The difference between a bad prompt and a good one is the difference between “fill this space” and “solve this problem”. Here are a few that give AI something useful to work with:
To test an argument:
“Here’s a paragraph arguing that AI weakens originality in content. Challenge the logic – what might a counterpoint be, and how could I strengthen my original claim?”
To improve tone:
“Rewrite this paragraph in a confident, professional tone – cut any fluff or clichés, but keep the message intact.”
To help reframe content for a new audience:
“This article is aimed at experienced marketers. Adapt it for junior content writers without oversimplifying.”
To generate comparison or structure:
“Suggest two alternative ways to frame an article about the risks of overusing AI in copywriting – one for a skeptical audience, one for an over-reliant one.”
What are some signs I’m overusing AI?
- You’re starting every project by asking ChatGPT for an outline.
- You’re using AI drafts with only minor edits.
- You’re struggling to explain your article’s core argument in your own words.
- You’re relying on AI to “inspire” ideas you could develop better yourself.
- Everything you publish sounds polite and professional – and completely forgettable.
If you’re using AI as a crutch instead of a lever, it’ll show.
Can AI help me if I don’t consider myself a great writer?
Yes – as long as you’re clear on the message.

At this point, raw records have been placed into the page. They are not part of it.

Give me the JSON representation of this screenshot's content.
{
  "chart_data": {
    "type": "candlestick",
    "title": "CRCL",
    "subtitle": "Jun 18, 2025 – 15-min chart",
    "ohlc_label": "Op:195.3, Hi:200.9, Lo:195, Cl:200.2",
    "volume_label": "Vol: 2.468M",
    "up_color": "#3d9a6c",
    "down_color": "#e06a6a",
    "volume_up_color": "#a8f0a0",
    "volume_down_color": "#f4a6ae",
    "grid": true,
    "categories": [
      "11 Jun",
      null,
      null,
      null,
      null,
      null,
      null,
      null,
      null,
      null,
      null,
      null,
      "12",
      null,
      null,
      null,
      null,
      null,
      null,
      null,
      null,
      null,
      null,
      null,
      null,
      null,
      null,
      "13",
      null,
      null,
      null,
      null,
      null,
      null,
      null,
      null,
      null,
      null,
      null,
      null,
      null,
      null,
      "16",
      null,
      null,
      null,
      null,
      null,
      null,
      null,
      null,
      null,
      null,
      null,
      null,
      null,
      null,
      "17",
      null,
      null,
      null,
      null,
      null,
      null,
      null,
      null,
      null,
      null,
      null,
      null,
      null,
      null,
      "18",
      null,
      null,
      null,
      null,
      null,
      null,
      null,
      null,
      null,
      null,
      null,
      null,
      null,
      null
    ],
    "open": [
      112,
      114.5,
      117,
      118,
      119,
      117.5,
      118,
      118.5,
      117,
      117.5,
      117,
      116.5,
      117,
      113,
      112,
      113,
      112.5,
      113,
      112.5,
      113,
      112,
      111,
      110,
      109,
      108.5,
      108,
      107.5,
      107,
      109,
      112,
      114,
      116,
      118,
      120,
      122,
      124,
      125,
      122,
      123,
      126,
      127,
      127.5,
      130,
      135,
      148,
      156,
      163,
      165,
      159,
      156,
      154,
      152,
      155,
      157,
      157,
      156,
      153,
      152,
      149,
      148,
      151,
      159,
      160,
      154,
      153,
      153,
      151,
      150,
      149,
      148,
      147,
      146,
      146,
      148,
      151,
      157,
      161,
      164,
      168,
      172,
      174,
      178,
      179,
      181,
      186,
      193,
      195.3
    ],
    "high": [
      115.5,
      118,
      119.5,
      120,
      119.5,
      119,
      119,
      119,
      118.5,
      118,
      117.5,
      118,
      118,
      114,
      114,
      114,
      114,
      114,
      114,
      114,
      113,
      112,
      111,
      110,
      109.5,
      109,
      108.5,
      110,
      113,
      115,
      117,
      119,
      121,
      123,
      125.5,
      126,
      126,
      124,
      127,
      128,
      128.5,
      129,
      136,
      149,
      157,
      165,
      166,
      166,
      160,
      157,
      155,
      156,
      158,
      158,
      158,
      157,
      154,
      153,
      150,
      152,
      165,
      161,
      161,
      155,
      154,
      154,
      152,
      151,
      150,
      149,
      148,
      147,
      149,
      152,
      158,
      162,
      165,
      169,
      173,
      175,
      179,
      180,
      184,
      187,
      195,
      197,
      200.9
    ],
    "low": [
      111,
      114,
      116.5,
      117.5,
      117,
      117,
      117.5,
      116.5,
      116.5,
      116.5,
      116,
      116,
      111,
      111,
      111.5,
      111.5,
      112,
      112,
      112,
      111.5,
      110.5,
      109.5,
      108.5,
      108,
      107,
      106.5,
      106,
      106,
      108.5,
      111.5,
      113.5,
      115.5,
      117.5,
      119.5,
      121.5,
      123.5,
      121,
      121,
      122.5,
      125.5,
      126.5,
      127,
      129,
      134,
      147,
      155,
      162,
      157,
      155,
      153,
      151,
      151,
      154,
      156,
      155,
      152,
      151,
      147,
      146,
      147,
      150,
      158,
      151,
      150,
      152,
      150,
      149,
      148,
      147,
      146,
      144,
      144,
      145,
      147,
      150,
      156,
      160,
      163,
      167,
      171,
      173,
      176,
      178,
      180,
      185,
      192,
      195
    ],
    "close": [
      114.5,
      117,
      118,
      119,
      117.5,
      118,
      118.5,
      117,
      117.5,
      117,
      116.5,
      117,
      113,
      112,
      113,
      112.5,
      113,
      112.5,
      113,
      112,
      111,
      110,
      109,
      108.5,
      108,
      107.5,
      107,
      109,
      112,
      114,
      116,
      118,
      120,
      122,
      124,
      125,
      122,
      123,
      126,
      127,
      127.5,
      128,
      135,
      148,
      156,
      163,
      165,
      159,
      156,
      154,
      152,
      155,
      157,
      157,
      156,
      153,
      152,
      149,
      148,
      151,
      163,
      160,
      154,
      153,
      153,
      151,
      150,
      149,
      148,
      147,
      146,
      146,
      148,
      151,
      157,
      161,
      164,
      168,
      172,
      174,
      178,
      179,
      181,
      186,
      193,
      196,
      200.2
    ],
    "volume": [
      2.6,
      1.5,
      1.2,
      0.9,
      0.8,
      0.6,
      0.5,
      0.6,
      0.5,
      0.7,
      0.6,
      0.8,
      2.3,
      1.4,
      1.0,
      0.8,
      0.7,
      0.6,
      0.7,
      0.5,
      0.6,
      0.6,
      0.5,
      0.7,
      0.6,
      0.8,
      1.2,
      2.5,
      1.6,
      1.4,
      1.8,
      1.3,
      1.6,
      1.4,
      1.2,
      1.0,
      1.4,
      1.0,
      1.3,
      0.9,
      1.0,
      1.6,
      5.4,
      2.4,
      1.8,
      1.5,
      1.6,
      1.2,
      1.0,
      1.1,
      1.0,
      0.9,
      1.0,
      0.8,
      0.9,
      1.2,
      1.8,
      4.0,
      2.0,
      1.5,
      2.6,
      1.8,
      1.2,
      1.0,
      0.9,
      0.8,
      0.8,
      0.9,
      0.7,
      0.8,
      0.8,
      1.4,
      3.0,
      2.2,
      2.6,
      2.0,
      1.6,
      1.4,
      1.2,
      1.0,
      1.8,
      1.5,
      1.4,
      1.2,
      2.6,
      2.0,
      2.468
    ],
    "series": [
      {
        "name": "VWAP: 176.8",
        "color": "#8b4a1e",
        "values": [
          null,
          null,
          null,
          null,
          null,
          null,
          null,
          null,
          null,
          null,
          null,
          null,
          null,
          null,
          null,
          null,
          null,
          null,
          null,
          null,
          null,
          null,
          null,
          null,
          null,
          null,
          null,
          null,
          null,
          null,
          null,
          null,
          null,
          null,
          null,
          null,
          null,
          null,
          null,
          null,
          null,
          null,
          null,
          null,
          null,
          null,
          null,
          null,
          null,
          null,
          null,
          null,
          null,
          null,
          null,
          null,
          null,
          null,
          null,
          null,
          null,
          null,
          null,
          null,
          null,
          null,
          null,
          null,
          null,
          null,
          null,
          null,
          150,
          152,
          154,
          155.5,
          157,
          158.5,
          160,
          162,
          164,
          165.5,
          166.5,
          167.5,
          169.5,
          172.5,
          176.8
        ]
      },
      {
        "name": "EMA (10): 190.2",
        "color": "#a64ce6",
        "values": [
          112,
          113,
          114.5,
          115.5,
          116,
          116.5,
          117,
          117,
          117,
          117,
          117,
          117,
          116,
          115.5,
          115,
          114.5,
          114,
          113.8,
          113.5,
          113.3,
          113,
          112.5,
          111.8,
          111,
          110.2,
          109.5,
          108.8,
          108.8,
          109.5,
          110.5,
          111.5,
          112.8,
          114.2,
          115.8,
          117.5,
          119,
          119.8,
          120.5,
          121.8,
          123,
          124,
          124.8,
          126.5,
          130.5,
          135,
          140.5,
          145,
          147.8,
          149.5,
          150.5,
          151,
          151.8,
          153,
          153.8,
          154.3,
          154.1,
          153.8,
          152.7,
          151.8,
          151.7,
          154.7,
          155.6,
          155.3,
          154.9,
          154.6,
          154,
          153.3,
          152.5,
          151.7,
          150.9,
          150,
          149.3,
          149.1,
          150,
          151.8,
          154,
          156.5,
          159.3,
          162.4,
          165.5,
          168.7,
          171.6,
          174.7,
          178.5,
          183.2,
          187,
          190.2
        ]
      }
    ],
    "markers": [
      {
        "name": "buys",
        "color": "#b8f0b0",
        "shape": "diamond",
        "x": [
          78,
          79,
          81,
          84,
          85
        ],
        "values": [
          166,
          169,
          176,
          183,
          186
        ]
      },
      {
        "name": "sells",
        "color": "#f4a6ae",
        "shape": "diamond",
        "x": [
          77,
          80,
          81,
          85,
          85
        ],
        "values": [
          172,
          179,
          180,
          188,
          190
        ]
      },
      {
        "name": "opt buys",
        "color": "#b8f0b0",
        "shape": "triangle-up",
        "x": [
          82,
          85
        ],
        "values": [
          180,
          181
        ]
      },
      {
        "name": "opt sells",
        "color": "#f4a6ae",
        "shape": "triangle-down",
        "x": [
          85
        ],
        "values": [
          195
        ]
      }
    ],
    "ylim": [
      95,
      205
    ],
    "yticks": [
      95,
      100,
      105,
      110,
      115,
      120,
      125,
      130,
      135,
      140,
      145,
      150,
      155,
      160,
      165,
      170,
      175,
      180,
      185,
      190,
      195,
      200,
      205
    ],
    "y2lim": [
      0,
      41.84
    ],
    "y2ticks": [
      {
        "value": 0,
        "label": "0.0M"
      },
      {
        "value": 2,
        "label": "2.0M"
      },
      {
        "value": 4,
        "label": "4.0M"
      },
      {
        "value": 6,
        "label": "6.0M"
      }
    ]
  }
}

AI can help you structure messy thoughts, rewrite awkward phrasing, or summarise research. It can’t decide what matters or what you want to say. If you can do that part, AI can help sharpen the result.
But if you’re asking it to “write something good” without knowing what good looks like, you’ll struggle.
What’s the best way to incorporate AI into a professional content workflow?
- Start with human ideas. Let the concept, outline, and message come from you.
- Use AI for support. Structure testing, phrasing tweaks, grammar, and formatting.
- Review with intent. Don’t accept anything unedited. Don’t publish anything you wouldn’t put your name to.
- Document your standards. Include examples, tone guides, dos and don’ts. Treat AI like a junior team member – it performs better with clear guidance.
- Keep control. Your strategy, your audience, your call.
Top 10 Prompts for Content Writers Using AI
These aren’t magic formulas – but they’ll get you useful output without sounding like everyone else.
- “Here’s a messy outline of an article idea. Help me reorganize it into a clearer structure – highlight any gaps or redundancies.”
- “Rewrite this paragraph to make it sharper and more direct. Avoid filler language and clichés.”
- “Summarise the key points from this transcript. Pull out anything that sounds like a strong quote or insight.”
- “Challenge the argument in this section – what would a smart critic say? Help me strengthen it.”
- “Reframe this post for a more skeptical audience without losing the original intent.”
- “Suggest five strong intros for this article. Aim for clarity, not hype. Keep it grounded.”
- “Convert this long-form blog post into a LinkedIn post that doesn’t feel like a sales pitch.”
- “List common counterarguments to this opinion. Which ones are worth addressing – and how?”
- “Give me five possible titles for this article. Keep them accurate, specific, and human-sounding.”
- “Read this draft and highlight any parts that feel vague, padded, or repetitive.”